Na perspectiva da economia solidária a figura do patrão desaparece e é substituída por processos coletivos autogestionários. A autogestão é a essência do coletivismo da economia solidária proposta por Paul Singer.

O movimento de luta dos trabalhadores se tornou um processo político e institucional, no Brasil. O Fórum Social Mundial foi o ninho de onde nasce o Fórum Brasileiro de Economia Solidária, portanto um movimento social. Deste surgem Fóruns estaduais e Regionais. Surge a Secretaria Nacional de Economia Solidária e, desta, uma política ainda que frágil em nível nacional, mas que proporcionou a formação de gestores em diversas esferas do poder público que se responsabilizam em animar a possibilidade de políticas de economia solidária incentivada ou promovida pelo poder público.

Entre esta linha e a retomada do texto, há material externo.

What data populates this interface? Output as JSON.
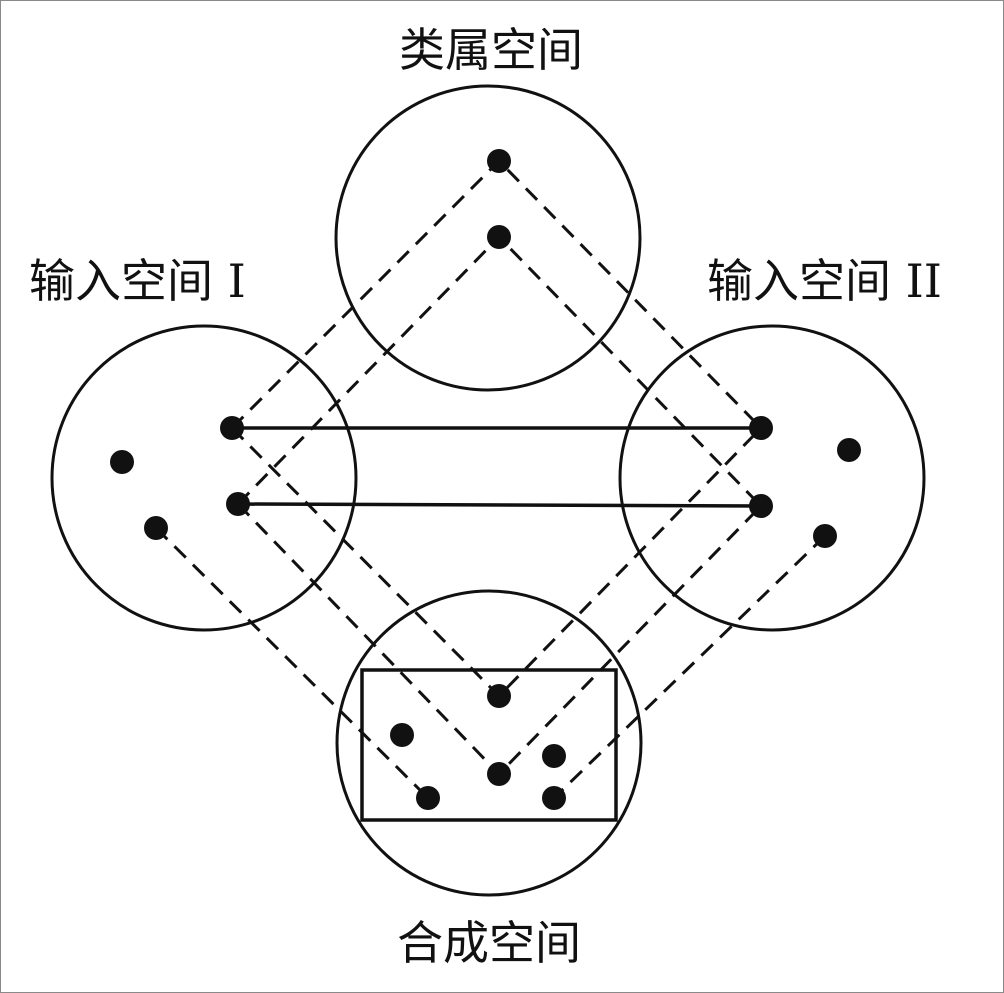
{
  "labels": {
    "generic_space": "类属空间",
    "input_space_1": "输入空间 I",
    "input_space_2": "输入空间 II",
    "blended_space": "合成空间"
  },
  "colors": {
    "ink": "#111111",
    "border": "#8a8a8a",
    "background": "#ffffff"
  }
}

Alguns movimentos sociais defendem que as comunidades e povos tradicionais já praticavam a economia solidária sem que esse termo fosse utilizado. Penso que não é o caso, pois as práticas de reciprocidade econômica desenvolvidas pelas comunidades tradicionais nascem em outro contexto histórico e político, ainda que possam e, em meu ver, seria muito bem-vindo, dialogar com o movimento político da economia solidária.

Não há dúvida que a crise do capitalismo se expressa em diversas partes do mundo, inclusive nos países hegemônicos. Portanto, como contradição nesses países, também aparecem iniciativas que dialogam com o que denominamos de economia solidária. Todavia, defendo que esse seja um conceito ainda em construção e legitimamente latino-americano, sobretudo brasileiro.

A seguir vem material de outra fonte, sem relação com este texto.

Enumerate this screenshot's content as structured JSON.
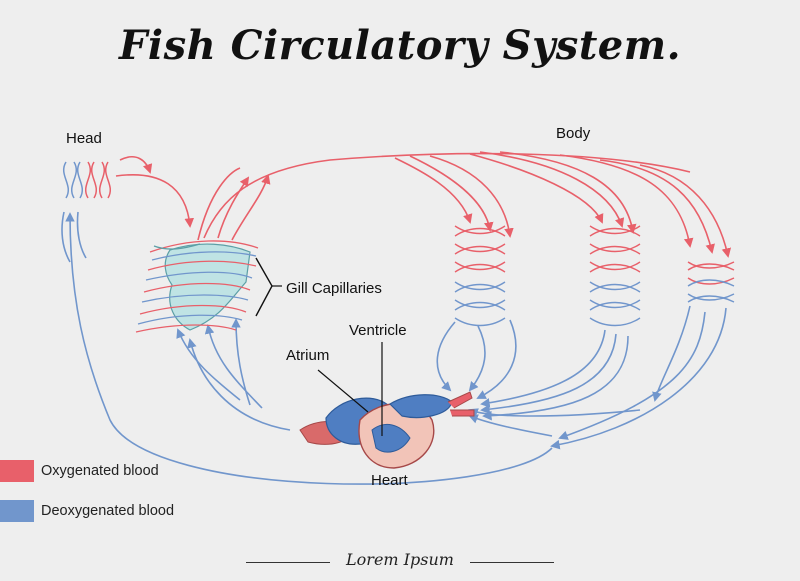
{
  "title": "Fish Circulatory System.",
  "labels": {
    "head": "Head",
    "body": "Body",
    "gill_capillaries": "Gill Capillaries",
    "ventricle": "Ventricle",
    "atrium": "Atrium",
    "heart": "Heart"
  },
  "legend": [
    {
      "label": "Oxygenated blood",
      "color": "#e8606a"
    },
    {
      "label": "Deoxygenated blood",
      "color": "#7196cc"
    }
  ],
  "footer": {
    "text": "Lorem Ipsum"
  },
  "colors": {
    "oxygenated": "#e8606a",
    "deoxygenated": "#7196cc",
    "background": "#eeeeee",
    "heart_blue": "#4f7ec2",
    "heart_red": "#d96a6a",
    "gill_tissue": "#bfe3e4"
  }
}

Na Baixada Santista, o Fórum de Economia Solidária (FESBS) tem se debruçado em desenvolver ações de natureza política, educacional, de sociabilidade e de promoção da cultura e do trabalho e renda.

Do ponto de vista político, o FESBS se posiciona em relação à economia solidária como uma via para o desenvolvimento regional. Para isso traça propostas que são dirigidas aos fazedores de políticas públicas municipais e regionais, antes dos processos eleitorais e durante a gestão dos políticos eleitos.

Quanto ao processo pedagógico, diversas ações como encontros virtuais temáticos têm sido produzidos para o debate aberto, sobre diversos temas relacionados às ideias da economia solidária. Cursos de formação de gestores e de atividades econômicas solidárias, como turismo de base comunitária, também têm sido promovidos. A inserção do conteúdo nas escolas tem sido uma das estratégias também adotadas, como o caso da iniciativa da Cooperativa Professores Cipó Educação, em parceria com a prefeitura de Santos.

Além do mais, a Secretaria Executiva do FESBS tem se tornado um espaço pedagógico, onde cada um cresce e aprende com o outro, independentemente da formação acadêmica que possua. A realidade é a grande fonte de troca de conhecimento e sempre respeitada e valorizada pelos membros da Secretaria.

A sociabilidade tem sido promovida em encontros presenciais onde se fortalecem os laços de amizade, de respeito mútuo, de valorização da equidade de gênero, da luta antirracista e da promoção dos valores de reciprocidade.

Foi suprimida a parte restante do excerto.